For ~100\%~ of points, we use dynamic programming in ~\mathcal O(RS)~ time complexity. First, we find the sum of distances between all kings with coordinates ~X_1 \le X_2~ and ~Y_1 \le Y_2~, and on the second pass with ~X_1 > X_2~ and ~Y_1 < Y_2~. To find the sum, we start at ~(0, 0)~ and work left to right / top to bottom. We need the following:

• row_count(X, Y), row_sum(X, Y) - number of pieces in the fields with coordinates ~X_i < X~, ~Y = Y_i~ and the sum of distances to the field ~X, Y~.
• col_count(X, Y), col_sum(X, Y) - same as row but for columns
• dp_count(X, Y), dp_sum(X, Y) - same but for the lower left part of the board, in other words for fields ~X_i \le X~ and ~Y_i \le Y~.

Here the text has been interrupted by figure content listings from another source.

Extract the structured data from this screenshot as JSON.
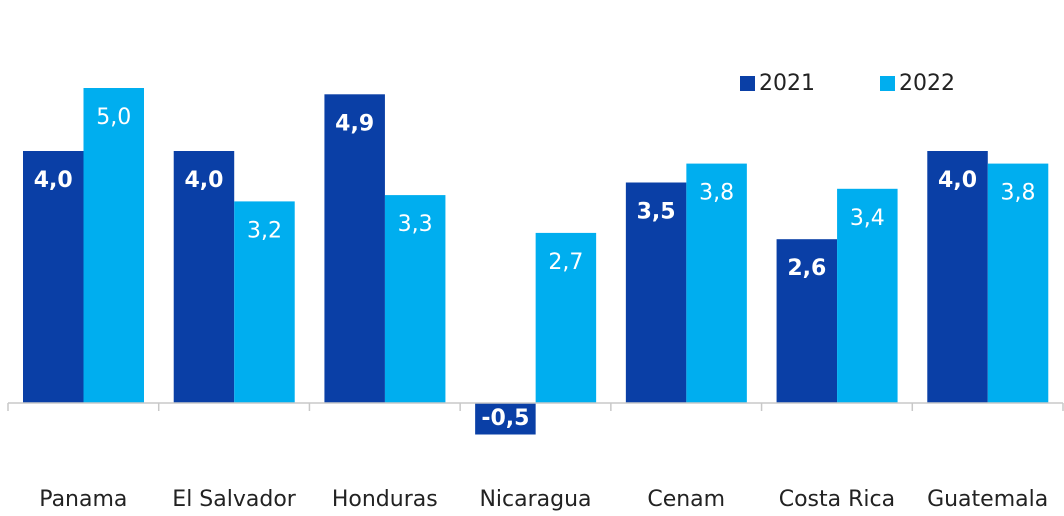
{
  "chart_data": {
    "type": "bar",
    "categories": [
      "Panama",
      "El Salvador",
      "Honduras",
      "Nicaragua",
      "Cenam",
      "Costa Rica",
      "Guatemala"
    ],
    "series": [
      {
        "name": "2021",
        "color": "#0a3fa6",
        "values": [
          4.0,
          4.0,
          4.9,
          -0.5,
          3.5,
          2.6,
          4.0
        ],
        "value_labels": [
          "4,0",
          "4,0",
          "4,9",
          "-0,5",
          "3,5",
          "2,6",
          "4,0"
        ]
      },
      {
        "name": "2022",
        "color": "#00aeef",
        "values": [
          5.0,
          3.2,
          3.3,
          2.7,
          3.8,
          3.4,
          3.8
        ],
        "value_labels": [
          "5,0",
          "3,2",
          "3,3",
          "2,7",
          "3,8",
          "3,4",
          "3,8"
        ]
      }
    ],
    "ylim": [
      -1,
      6
    ],
    "legend": "top-right"
  }
}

For dynamic programming, we need the following relations:

row_sum(X, Y) = row_sum(X, Y-1) + row_count(X, Y-1)
row_count(X, Y) = row_count(X, Y-1) + B(X, Y)
col_sum(X, Y) = col_sum(X-1, Y) + col_count(X-1, Y)
col_count(X, Y) = col_count(X-1, Y) + B(X, Y)
dp_sum(X, Y) = dp_sum(X-1, Y-1) + dp_count(X-1, Y-1) + row_sum(X, Y) + col_sum(X, Y) + B(X, Y)
dp_count(X, Y) = dp_count(X-1, Y-1) + row_count(X, Y) + col_count(X, Y) + B(X, Y)

Where ~B(X, Y)~ is ~1~ if the field ~(X, Y)~ contains the figure of the current player, and ~0~ otherwise.

Now we can easily see that the sum of field ~(X, Y)~ to other pieces is:

sum(X, Y) = dp_sum(X-1, Y-1) + row_sum(X, Y) + col_sum(X, Y)